Air connectivity
Airport Industry Connectivity Report 2025
What is exactly air connectivity? How can it be measured? And how well connected is Europe?
ACI EUROPE has now released the Airport Industry Connectivity Report 2025. The Report examines developments in air connectivity, revealing recovery patterns driving aviation structural changes, which in turn reflect a new reality in the market.
(Find out more about the individual connectivity scores of airports in the Annexes to the Report.)
Using the SEO NetScan connectivity model, the report provides indexes for direct, indirect and hub connectivity based on both quantitative and qualitative metrics. The airport connectivity index is made up of both direct and indirect weekly frequencies, weighted by their quality. This means that this is not simply a measure of how many city pairs there are, or how many direct services there are. For the purposes of this report, connectivity is a composite measure of the number of destinations, the frequency of services and the quality of the connections (in the case of hubbing or indirect services). Let’s begin by outlining the various types of air connectivity that airports facilitate. The following 4 definitions describe them and together they provide a qualitative and quantitative picture of how an airport links to the rest of the world.
TYPES OF CONNECTIVITY
Direct connectivity: These are the direct air services available from the airport – measured not just in terms of destinations, but also factoring in the frequency of flights to the same destination (so for example, an airport with 5 daily flights to another airport, will register a higher score than one with only 4).
Indirect connectivity: This measures the number of places people can fly to, through a connecting flight at hub airports from a particular airport. For example, flying from Cork to a hub airport such as Amsterdam Schiphol is a direct flight from A to B. But with the vast choice of onward destinations you can fly to from there – the large number of available onward connections from these airports expands the range of destinations available from the airport of origin. Indirect connections are weighted according to their quality, based on connecting time and detours involved with the indirect routing. For example, a flight from Manchester to Johannesburg via Paris-Charles de Gaulle will register a higher score than an alternative route via Doha.
Airport connectivity: As the name suggests, this is the most comprehensive metric for airport connectivity – considering both direct and indirect connectivity from the airport in question. Airport connectivity is defined as the sum of direct and indirect connectivity – thus measuring the overall level to which an airport is connected to the rest of the World, either by direct flights or indirect connections via other airports.

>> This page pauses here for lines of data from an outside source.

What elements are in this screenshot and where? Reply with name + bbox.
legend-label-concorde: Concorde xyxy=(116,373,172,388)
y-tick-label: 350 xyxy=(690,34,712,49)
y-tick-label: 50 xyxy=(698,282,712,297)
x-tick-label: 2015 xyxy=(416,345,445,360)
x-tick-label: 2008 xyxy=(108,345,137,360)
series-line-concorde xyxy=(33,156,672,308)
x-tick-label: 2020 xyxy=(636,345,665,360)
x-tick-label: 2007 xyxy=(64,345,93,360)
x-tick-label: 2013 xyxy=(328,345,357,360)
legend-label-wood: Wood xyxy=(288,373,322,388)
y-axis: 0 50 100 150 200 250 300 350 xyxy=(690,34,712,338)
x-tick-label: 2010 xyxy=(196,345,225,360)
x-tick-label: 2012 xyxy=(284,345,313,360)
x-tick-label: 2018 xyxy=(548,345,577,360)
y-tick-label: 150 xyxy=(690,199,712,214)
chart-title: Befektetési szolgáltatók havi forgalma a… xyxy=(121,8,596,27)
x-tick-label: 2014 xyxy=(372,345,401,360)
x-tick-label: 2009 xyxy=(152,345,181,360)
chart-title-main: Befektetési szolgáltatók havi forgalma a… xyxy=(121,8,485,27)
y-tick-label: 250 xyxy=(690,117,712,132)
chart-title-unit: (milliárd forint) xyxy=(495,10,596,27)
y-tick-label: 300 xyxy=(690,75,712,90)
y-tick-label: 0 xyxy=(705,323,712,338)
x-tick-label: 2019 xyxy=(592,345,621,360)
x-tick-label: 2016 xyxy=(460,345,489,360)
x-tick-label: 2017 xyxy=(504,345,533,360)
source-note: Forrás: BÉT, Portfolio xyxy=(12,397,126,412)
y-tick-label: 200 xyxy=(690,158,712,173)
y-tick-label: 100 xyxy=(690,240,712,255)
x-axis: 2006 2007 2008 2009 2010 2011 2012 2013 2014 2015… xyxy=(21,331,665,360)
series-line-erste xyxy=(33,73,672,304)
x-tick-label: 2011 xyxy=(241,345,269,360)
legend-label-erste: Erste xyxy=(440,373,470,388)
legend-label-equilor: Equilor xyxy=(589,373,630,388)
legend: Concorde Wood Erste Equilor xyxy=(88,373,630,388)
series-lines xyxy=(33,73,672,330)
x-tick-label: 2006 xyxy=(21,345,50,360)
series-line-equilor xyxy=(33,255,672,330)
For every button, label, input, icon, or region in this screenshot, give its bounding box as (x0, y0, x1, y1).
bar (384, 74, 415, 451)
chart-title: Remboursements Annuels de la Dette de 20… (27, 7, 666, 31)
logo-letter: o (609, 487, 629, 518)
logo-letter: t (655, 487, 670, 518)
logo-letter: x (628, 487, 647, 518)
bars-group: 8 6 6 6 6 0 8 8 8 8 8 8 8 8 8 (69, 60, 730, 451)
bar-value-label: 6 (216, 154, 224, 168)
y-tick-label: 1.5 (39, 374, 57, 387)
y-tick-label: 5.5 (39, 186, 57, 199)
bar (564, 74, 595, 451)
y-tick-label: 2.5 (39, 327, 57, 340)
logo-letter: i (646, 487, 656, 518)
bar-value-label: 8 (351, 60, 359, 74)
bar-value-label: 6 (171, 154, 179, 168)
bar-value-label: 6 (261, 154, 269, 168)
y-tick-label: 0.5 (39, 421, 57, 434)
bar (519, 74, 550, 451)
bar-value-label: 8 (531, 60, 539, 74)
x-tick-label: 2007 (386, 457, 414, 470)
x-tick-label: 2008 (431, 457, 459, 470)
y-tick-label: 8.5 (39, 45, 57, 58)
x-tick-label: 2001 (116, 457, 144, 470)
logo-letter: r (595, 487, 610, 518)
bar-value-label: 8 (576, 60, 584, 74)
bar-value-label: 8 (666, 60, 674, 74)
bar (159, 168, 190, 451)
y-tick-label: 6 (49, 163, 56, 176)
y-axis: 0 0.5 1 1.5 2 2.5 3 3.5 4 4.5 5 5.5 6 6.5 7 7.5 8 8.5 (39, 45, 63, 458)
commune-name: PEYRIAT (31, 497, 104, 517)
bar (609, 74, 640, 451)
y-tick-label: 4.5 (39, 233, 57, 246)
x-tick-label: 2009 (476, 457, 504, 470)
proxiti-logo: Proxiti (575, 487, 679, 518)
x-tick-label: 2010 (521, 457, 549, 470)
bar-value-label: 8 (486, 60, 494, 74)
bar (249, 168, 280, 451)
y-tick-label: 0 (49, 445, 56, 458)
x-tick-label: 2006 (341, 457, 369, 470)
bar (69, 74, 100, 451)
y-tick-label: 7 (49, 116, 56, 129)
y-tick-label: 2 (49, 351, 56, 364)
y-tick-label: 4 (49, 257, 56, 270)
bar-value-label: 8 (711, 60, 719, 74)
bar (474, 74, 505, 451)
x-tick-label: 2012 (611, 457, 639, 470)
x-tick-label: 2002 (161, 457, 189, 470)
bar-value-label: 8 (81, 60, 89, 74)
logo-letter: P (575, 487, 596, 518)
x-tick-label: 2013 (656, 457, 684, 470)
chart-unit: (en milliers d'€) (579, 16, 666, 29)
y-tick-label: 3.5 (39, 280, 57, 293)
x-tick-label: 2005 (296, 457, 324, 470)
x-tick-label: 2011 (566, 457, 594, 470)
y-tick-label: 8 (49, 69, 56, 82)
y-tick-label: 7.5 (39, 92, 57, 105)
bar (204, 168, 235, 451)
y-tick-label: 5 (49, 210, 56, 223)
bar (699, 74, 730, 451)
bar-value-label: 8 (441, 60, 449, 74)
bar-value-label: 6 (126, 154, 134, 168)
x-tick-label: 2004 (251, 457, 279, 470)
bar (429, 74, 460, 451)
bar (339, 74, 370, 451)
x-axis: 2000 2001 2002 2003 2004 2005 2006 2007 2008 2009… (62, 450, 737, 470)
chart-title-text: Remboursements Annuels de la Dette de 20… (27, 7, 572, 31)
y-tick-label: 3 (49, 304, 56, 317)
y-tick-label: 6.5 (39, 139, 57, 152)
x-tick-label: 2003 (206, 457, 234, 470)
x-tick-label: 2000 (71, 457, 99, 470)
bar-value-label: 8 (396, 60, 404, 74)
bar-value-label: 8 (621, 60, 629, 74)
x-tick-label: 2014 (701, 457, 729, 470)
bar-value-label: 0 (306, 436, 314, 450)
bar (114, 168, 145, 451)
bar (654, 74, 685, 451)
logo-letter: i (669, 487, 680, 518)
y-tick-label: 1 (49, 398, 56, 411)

Hub connectivity: Hub connectivity is the key metric for any hub airport, big or small. Essentially, it measures the number of connecting flights that can be facilitated by the hub airport in question, taking into account a minimum and maximum connecting time and weighing the quality of the connections by the detour involved and connecting times.
Please note that with the 2024 release and onwards, the methodology was updated to include all airports in the ACI EUROPE region as the aggregation basis for overall values. In the past, these values included solely ACI EUROPE member airports; therefore values have been occasionally restated resulting in an increased accuracy and overall depiction of the state of European airports' connectivity.